Per the Google Cloud DR planning guide: "Security synchronization" also matters - DR region must have the same KMS keys / IAM / secrets, not just the data.

Step 6 - Retention-policy verification

def test_old_backups_purged_per_retention_policy():
    # 30-day retention; 100-day-old backup should not exist
    target = (datetime.utcnow() - timedelta(days=100)).strftime("%Y%m%d")
    obj_key = f"postgres/postgres-prod-{target}.sql.gz"

    response = s3.head_object(Bucket="backup", Key=obj_key)
    # Should 404
    pytest.fail(f"Backup {obj_key} still exists past 30-day retention")

Wrap in a try/except - actual missing object = pass.

def test_recent_backups_present():
    # Last 30 days should have at least one daily backup each
    for d in range(30):
        date = (datetime.utcnow() - timedelta(days=d)).strftime("%Y%m%d")
        key = f"postgres/postgres-prod-{date}.sql.gz"
        s3.head_object(Bucket="backup", Key=key)  # raises if missing

Step 7 - Encryption verification

For encrypted backups, verify both:

  • The backup is encrypted at rest (S3 SSE-KMS / GCP CMEK / Azure CMK).
  • The encryption key is recoverable in DR (key escrow + cross-region replication of the key).
def test_backup_encrypted_with_correct_key():
    obj = s3.head_object(Bucket="backup", Key=key)
    assert obj["ServerSideEncryption"] == "aws:kms"
    assert obj["SSEKMSKeyId"] == EXPECTED_KMS_KEY_ARN

Step 8 - Customer-induced backup test (compliance)

Some regulations (HIPAA, SOC 2) require demonstrated ability to restore on demand.
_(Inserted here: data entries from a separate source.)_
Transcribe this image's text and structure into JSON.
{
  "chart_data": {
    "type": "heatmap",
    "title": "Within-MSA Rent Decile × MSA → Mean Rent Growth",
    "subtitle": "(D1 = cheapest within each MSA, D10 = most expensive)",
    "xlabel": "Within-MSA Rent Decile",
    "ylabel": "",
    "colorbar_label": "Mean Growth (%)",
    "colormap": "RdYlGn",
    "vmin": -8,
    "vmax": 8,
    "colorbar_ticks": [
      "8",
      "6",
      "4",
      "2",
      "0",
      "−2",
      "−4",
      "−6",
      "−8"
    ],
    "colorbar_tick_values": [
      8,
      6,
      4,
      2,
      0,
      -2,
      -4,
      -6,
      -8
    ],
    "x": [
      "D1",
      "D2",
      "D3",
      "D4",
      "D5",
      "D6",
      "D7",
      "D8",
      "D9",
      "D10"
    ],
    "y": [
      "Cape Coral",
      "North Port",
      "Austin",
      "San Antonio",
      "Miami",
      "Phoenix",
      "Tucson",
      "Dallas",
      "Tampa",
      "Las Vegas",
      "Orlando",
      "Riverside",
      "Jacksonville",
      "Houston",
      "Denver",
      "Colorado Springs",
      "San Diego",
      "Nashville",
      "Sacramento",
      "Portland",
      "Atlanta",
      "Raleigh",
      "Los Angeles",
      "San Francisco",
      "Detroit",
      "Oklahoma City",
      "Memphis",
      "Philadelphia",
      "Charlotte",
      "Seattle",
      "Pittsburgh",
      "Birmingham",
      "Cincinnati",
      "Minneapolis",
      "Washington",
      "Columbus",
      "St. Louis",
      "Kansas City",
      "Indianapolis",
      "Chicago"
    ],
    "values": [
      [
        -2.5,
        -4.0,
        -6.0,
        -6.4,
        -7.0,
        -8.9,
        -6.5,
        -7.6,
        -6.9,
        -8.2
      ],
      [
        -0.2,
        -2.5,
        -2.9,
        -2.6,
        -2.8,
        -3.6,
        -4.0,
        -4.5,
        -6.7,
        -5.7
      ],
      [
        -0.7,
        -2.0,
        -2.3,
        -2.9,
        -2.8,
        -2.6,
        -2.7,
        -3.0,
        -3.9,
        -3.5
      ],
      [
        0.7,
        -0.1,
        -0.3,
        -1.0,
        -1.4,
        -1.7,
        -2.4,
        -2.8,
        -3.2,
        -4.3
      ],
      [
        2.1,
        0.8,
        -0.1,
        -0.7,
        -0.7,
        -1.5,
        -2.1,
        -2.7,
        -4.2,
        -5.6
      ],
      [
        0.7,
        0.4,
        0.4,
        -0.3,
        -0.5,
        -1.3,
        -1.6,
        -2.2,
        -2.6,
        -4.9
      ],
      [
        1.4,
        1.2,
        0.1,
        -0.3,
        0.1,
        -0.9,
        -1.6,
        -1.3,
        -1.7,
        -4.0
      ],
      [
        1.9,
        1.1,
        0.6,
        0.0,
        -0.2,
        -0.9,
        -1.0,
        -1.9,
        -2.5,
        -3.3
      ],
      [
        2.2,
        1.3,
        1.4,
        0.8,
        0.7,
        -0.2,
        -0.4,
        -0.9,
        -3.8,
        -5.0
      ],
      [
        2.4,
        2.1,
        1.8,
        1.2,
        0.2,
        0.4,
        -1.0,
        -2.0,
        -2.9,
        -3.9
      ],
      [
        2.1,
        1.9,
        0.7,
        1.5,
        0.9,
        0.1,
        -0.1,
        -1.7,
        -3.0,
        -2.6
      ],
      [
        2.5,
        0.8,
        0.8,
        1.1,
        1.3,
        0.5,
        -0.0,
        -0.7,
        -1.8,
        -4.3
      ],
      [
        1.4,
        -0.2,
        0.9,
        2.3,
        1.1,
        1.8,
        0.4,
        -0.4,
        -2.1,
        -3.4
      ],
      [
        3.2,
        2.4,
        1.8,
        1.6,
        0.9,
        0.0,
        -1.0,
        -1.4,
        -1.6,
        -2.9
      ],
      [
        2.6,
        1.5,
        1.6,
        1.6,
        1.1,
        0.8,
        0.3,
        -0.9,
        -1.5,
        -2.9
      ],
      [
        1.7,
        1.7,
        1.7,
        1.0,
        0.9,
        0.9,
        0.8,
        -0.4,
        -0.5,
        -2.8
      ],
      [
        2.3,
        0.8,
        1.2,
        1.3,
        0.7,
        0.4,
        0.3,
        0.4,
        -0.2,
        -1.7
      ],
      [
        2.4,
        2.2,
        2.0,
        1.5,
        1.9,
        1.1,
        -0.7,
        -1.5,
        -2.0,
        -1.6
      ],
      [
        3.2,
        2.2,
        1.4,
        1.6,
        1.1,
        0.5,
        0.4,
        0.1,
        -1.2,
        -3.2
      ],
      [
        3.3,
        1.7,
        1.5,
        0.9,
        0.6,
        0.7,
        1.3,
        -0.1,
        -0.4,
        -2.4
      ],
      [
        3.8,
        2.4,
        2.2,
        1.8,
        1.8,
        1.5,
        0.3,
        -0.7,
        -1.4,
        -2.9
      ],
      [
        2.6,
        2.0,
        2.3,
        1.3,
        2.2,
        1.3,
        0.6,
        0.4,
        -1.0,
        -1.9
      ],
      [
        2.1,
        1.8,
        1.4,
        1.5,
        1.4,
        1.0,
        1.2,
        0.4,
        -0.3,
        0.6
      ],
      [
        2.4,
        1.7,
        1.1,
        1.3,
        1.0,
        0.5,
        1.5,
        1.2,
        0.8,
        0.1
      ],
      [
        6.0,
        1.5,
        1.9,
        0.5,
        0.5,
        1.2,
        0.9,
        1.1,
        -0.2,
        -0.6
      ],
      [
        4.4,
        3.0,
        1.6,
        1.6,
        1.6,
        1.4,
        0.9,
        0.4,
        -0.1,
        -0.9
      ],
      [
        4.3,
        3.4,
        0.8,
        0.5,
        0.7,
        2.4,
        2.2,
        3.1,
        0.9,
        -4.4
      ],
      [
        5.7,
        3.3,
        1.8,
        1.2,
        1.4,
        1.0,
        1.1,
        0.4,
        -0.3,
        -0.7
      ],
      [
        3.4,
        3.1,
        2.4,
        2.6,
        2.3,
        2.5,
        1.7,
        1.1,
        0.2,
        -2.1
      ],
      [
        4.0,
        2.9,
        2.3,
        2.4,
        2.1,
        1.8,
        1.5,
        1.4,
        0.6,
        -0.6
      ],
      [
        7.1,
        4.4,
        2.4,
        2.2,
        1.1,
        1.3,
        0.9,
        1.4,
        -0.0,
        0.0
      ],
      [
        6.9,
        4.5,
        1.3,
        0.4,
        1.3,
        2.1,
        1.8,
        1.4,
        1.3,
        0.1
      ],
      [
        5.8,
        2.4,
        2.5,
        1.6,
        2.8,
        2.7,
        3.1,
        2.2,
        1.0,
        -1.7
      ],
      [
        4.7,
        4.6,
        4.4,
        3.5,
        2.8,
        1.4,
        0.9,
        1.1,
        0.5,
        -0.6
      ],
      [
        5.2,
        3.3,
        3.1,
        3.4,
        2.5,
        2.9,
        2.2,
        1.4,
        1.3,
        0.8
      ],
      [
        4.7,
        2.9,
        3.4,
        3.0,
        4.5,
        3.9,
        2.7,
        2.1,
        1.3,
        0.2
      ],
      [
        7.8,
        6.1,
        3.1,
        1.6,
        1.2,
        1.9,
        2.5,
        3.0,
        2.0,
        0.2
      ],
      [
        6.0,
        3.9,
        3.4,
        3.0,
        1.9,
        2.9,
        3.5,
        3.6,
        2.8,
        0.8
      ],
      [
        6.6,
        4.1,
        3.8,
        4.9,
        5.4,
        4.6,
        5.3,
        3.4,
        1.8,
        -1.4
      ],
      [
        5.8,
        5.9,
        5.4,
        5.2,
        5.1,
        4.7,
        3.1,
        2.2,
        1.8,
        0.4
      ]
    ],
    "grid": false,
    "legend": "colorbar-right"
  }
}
Author the workflow:

## Customer-Induced Backup Restore Test

1. Customer requests demo restore via support ticket.
2. SRE picks a random recent backup; restores to clean isolated env.
3. Customer verifies their data via read-only SQL or UI.
4. Cleanup: tear down env, sanitize logs.
5. Document: ticket + timestamps + verification artifacts → audit log.

Anti-patterns

Anti-patternWhy it failsFix
Verify backup file exists; not contentsCorrupt files passSHA + restore (Steps 2-3)
Test restore once, never againBit rot, key rotation, schema drift surface laterWeekly cadence (Step 3)
Skip partial-restore testReal DR usually wants partial; full restore takes too longStep 4
Skip key recoveryBackup encrypted with key not in DR region; uselessStep 7
Trust replication "succeeded" statusAsync replication can claim success then failStep 5 explicit verification

Limitations

  • Backup verification doesn't test the restore-time SLA - see restore-time-tests for that.
  • Some legal regimes prescribe per-restore audit records; this skill covers the test pattern, not the legal compliance.
  • Cloud-managed backup services (AWS Backup, Veeam Cloud) handle some steps; verify the boundary clearly.